Rollender Laden sichert Nahversorgung in Pödinghausen Verkaufswagen hat 1000 Brötchen an Bord

Enger (WB). An der Jöllenbecker Straße gibt es bald wieder Brötchen: Jörg Höke wird vor der ehemaligen Filiale des Bäckerjungen mit seinem Verkaufswagen Backwaren, Gemüse, Fleisch und mehr anbieten. Am Samstag, 26. August, geht es los.

Von Daniela Dembert
Olga Faust und Victoria Dombrowski (hinten von links) sind die Gesichter des Verkaufswagens donnerstags und samstags.

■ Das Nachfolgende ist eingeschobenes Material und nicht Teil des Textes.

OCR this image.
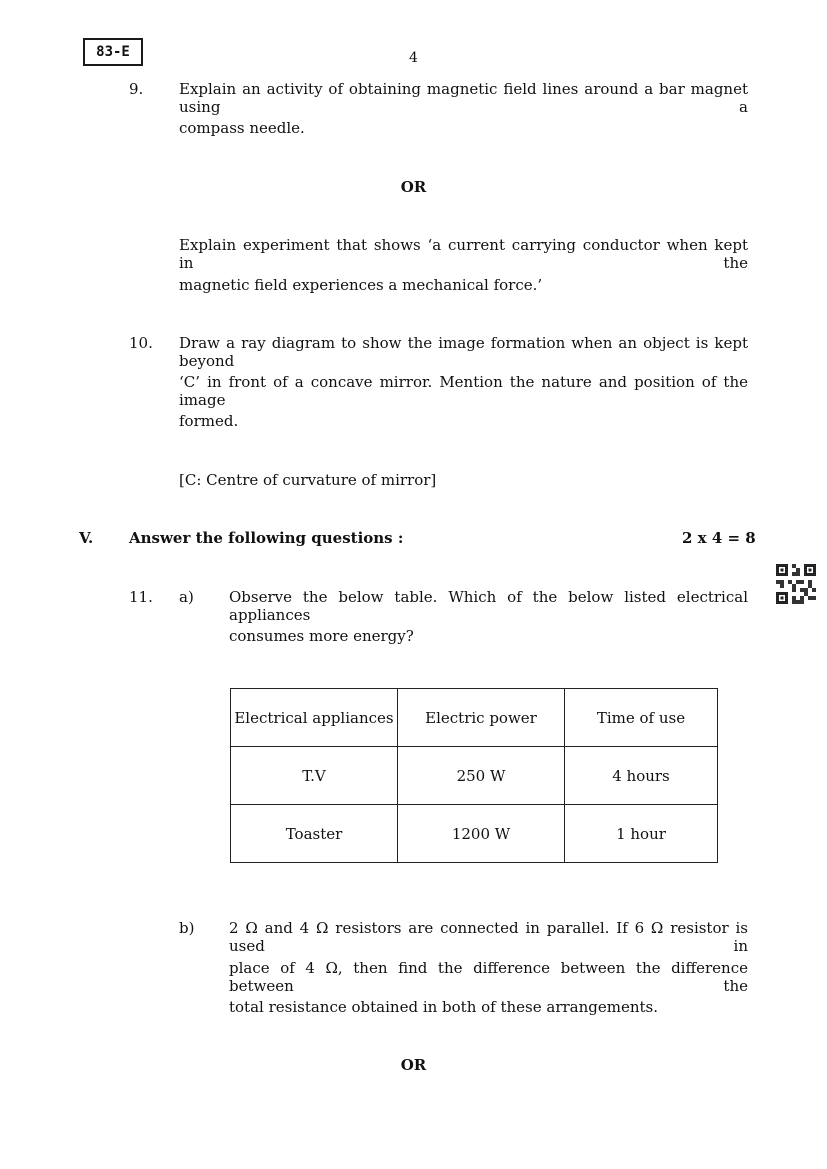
83-E	4
9. Explain an activity of obtaining magnetic field lines around a bar magnet using a
compass needle.
OR
Explain experiment that shows ‘a current carrying conductor when kept in the
magnetic field experiences a mechanical force.’
10. Draw a ray diagram to show the image formation when an object is kept beyond
‘C’ in front of a concave mirror. Mention the nature and position of the image
formed.
[C: Centre of curvature of mirror]
V. Answer the following questions :	2 x 4 = 8
11. a) Observe the below table. Which of the below listed electrical appliances
consumes more energy?
Electrical appliances	Electric power	Time of use
T.V	250 W	4 hours
Toaster	1200 W	1 hour
b) 2 Ω and 4 Ω resistors are connected in parallel. If 6 Ω resistor is used in
place of 4 Ω, then find the difference between the difference between the
total resistance obtained in both of these arrangements.
OR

Auf einen guten Start für das Mobil hoffen auch (vorn) Tim Hensel, Wilhelm Walkenhorst, Karin Gessner und Jörg Höke.
Olga Faust und Victoria Dombrowski (hinten von links) sind die Gesichter des Verkaufswagens donnerstags und samstags. Auf einen guten Start für das Mobil hoffen auch (vorn) Tim Hensel, Wilhelm Walkenhorst, Karin Gessner und Jörg Höke.

Der Eierhof Höke wird samstags von 7.30 bis 11 Uhr und donnerstags 16.30 bis 17 Uhr mit einem Verkaufswagen den Kunden neben Gebackenem eine Auswahl von Obst, Gemüse, Milchprodukten, Eiern, Fleisch- und Wurstwaren heimischer Produzenten anbieten.

1000 Brötchen

Beim Bäckerjungen, der Insolvenz angemeldet hat, seien an Samstagen zwischen 800 und 1000 Brötchen über den Tresen gegangen. Mit ungefähr dieser Zahl wolle man jetzt kalkulieren, berichtet Jörg Höke.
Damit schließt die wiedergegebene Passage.